The aging group (myself, Karen Parker, and Stephanie Jemielity) working with Laurent Keller are interested in exploiting the great differences among the life-spans of social insects to study senescence. Traditional model systems do not accurately reflect the diversity of life histories due to the laboratory requirement of short generation times. Thus, the inability of these systems to fully explain life history trade-offs at the molecular level (fecundity versus longevity, reproduction versus somatic repair and maintenance) may be due to lack of relevant variation in laboratory and extant model species populations. We are overcoming this limitation by using a non-model system with great, naturally occurring variation in life span. Queens, males, and workers of the ant Lasius niger vary in orders of magnitude in their life-spans with queens living up to 28 years, workers 1-2 years, and males only months. This provides an ideal, and sometimes challenging system, to explore how natural selection has effected lifespan at the proximate level over evolutionary time.
The current focus is testing the free radical theory of aging.
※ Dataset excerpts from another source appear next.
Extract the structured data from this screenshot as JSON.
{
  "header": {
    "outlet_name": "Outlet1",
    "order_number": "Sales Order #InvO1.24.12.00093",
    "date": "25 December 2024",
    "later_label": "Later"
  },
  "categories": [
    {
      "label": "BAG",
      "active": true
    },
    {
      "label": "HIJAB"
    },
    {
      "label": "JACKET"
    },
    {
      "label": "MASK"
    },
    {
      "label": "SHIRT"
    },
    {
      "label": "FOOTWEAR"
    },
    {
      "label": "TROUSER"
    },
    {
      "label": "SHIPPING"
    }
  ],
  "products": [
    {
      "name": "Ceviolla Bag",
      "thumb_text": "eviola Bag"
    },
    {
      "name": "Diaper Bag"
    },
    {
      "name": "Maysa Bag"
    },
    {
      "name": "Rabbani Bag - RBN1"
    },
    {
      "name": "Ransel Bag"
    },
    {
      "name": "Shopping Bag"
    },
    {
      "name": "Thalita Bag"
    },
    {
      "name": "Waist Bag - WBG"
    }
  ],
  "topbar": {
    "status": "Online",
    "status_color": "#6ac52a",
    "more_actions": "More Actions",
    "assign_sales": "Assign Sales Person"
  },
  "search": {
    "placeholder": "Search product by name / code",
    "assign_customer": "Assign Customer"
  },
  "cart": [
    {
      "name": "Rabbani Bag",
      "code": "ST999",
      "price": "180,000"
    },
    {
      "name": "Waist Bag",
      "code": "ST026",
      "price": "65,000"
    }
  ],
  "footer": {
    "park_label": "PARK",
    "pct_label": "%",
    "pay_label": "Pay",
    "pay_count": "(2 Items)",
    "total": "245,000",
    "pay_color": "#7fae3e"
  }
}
We have taken two approaches; 1) testing candidate genes like the superoxide dismutases and 2) using genomic techniques for a broader screen. We are cloning candidate genes, characterizing them by Northern blots, Real-Time PCR and in situ hybridization (histology done by Helene Niculita). We are also using a combination of differential display and an in house microarray chip to screen for novel genes and pathways that may be important. I also have a great interested in population genetics, molecular phylogenetics and the evolution of complex systems.